Another signal to the servo valve 4 side is transmitted to the servo valve 4 by the selection operation of the servo valve switch 28 as to whether or not to use the servo valve 4. At this time, the loop gain switch 21 and the servo valve switch 28
are interlocked and driven by the switching means 29.

Displacement and acceleration are generated as the output of the signal transmitted to the actuator 2 in this way, and these are detected by the acceleration detector 25 and the displacement detector 23, amplified by the amplifiers 24 and 26, and then added to the adder 20.
Feedback will be provided to Also, the speed is the integrator 27
A speed signal is determined and fed back to the adder 20.

During the above control operation, when the switching means 29 connects the servo valve switching device 28 from the state shown in FIG. 2 to its terminal 28c side, the control signals e ₁ and e ₂ change as shown in FIGS. 3 and 4. Therefore, even if the number of operating servo valves is changed continuously, no shock occurs in the control system, and the number of servo valves can be smoothly selected and changed. Control accuracy is therefore improved. Furthermore, since small output control can be performed by selecting the number of servo valves, energy-saving operation is possible.

〔Effect of the invention〕

As described in detail above, in the present invention, when the number of servo valves is selected and changed, the control deviation signal to the servo valves is continuously changed, so that no shock occurs in the control system. Therefore, when operating multiple servo valves, it is possible to smoothly switch between them, and the control accuracy of the control system is improved.

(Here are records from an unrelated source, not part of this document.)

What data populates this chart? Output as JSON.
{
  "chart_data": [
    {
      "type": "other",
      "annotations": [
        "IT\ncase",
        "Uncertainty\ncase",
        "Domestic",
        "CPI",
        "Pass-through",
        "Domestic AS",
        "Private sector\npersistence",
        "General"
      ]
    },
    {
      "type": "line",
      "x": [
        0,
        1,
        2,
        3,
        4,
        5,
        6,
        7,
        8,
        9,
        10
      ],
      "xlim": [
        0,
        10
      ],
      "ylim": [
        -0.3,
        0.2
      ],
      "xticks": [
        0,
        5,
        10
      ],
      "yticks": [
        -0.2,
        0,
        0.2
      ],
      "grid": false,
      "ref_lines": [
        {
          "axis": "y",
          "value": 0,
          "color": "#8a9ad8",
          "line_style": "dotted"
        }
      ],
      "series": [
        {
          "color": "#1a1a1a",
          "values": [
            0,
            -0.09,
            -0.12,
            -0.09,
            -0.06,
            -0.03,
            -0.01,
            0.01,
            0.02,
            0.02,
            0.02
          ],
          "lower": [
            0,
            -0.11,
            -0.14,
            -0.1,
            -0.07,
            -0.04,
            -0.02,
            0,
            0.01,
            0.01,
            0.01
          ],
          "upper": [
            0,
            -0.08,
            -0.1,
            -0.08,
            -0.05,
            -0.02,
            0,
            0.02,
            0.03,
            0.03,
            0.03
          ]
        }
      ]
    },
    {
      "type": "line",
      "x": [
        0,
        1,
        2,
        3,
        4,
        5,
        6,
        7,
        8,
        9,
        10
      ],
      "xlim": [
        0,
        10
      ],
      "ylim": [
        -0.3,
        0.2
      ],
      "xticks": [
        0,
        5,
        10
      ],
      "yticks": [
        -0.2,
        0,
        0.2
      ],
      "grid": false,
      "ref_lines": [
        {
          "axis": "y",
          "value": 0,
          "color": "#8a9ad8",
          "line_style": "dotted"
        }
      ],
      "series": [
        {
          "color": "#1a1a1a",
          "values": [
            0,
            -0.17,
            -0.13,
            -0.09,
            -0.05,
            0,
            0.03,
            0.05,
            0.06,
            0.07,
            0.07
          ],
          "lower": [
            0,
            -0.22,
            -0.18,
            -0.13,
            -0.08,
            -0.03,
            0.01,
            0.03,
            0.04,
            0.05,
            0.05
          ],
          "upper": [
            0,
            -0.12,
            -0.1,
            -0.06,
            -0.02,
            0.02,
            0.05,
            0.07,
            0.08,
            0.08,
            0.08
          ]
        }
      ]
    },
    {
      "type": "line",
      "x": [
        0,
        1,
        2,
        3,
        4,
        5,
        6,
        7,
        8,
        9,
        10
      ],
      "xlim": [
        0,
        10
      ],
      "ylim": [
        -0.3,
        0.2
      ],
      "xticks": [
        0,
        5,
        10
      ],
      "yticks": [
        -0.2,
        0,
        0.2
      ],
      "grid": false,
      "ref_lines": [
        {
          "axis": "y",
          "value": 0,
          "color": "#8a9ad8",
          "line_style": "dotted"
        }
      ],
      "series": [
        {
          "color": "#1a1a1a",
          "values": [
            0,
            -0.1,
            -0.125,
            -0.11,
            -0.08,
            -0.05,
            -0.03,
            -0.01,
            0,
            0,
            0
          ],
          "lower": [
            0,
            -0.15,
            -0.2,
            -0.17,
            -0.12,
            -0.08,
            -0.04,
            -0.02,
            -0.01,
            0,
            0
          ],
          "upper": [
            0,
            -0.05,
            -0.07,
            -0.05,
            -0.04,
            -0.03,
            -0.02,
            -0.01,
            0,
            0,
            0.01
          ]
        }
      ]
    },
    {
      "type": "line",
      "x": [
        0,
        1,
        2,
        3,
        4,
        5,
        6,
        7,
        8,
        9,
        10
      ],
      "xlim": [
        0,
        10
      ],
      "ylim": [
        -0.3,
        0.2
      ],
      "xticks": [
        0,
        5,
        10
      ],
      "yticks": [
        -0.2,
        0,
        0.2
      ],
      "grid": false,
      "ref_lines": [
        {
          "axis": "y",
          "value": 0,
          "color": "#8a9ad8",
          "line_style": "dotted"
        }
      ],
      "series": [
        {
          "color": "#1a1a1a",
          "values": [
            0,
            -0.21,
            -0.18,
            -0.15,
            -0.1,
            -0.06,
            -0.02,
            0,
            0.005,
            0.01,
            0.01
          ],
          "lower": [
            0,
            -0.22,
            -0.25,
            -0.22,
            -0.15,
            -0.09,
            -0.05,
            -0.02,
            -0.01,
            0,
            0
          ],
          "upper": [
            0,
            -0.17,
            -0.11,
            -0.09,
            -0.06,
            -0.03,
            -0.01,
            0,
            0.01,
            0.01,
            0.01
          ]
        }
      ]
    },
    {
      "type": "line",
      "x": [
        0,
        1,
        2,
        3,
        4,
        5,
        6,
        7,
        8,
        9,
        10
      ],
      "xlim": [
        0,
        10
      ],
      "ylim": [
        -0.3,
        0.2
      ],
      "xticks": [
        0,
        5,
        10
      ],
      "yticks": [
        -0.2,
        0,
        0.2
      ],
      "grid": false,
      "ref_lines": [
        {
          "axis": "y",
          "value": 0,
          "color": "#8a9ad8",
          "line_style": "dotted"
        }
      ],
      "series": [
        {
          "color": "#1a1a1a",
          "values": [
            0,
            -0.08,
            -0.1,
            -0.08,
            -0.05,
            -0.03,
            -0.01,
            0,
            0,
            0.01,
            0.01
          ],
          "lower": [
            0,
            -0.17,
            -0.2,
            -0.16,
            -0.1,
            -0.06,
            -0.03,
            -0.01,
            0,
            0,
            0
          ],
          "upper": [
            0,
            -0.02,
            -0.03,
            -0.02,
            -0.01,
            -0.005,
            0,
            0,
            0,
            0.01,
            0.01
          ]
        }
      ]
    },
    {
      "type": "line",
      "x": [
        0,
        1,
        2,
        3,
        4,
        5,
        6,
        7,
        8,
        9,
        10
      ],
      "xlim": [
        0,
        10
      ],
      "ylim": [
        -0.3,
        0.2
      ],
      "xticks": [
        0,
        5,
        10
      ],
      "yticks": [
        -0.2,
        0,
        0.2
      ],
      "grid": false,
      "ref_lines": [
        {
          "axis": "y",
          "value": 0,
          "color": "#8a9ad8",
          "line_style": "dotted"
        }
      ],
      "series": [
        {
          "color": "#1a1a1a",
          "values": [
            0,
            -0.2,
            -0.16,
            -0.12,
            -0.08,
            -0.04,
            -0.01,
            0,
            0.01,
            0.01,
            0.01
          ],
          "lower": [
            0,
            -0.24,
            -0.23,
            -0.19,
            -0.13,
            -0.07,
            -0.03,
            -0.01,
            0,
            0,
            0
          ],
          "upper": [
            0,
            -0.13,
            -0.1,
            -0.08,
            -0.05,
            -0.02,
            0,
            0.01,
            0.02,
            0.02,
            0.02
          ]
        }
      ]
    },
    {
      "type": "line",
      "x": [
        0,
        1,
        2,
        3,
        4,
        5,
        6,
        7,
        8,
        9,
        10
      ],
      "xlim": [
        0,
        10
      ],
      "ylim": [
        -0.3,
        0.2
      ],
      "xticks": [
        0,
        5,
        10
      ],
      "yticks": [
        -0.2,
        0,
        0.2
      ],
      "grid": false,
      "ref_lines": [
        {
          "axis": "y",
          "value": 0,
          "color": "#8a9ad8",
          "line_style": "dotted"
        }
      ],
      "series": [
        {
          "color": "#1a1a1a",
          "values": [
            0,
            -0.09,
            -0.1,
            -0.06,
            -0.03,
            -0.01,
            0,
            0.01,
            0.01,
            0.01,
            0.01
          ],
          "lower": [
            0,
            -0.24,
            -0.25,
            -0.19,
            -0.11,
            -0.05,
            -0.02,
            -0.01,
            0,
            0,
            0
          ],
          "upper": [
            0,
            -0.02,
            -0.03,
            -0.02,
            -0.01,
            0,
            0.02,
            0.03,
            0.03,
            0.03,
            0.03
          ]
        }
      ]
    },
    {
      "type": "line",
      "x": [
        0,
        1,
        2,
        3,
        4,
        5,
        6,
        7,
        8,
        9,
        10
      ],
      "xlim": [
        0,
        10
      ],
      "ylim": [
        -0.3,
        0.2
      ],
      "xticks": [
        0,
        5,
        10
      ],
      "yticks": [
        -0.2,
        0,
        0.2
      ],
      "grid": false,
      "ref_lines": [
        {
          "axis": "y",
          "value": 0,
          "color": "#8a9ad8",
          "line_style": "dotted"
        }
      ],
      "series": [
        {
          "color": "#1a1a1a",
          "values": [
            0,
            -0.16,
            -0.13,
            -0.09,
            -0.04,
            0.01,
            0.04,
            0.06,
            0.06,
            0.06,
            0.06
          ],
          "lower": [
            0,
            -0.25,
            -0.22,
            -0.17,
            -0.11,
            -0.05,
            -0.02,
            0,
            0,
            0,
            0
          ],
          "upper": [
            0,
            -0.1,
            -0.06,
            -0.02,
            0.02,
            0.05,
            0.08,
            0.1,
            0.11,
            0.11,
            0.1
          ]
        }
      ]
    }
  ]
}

[Brief explanation of the drawing]

FIG. 1 is a configuration diagram showing an example of the electro-hydraulic servo control device of the present invention applied to an excitation system, FIG. 2 is a diagram showing a detailed configuration of the switching means used in the device of the present invention, and FIG. 4 and 4 are characteristic diagrams for explaining the control operation of the device of the present invention. 1... Input circuit, 2... Actuator, 3,
4... Servo valve, 18, 19... Loop gain setting device, 21... Loop gain switching device, 28... Servo valve switching device, 29... Switching means.

Claims (1)

[Claims] 1. In an electro-hydraulic servo control device that connects a plurality of servo valves to an actuator and controls the number of servo valves using a deviation signal between an input signal and a state quantity of a double drive body driven by the actuator, In the control loop of this control device, a plurality of loop gain setters are provided on the servo amplifier input side of the servo valve and set gain values corresponding to the control loops of the selected number of servo valves, and A variable loop gain switch that selects a loop gain setting device according to the selected number of valves, and a variable servo valve that selectively connects multiple servo valves to the input side according to the selected number of servo valves. The loop gain switch and the servo valve switch are connected so that the deviation signals output from the switch, the loop gain switch and the servo valve switch have opposite characteristics, and these are connected in an interlocked and continuous manner. An electro-hydraulic servo control device characterized by comprising: switching means for performing a switching operation.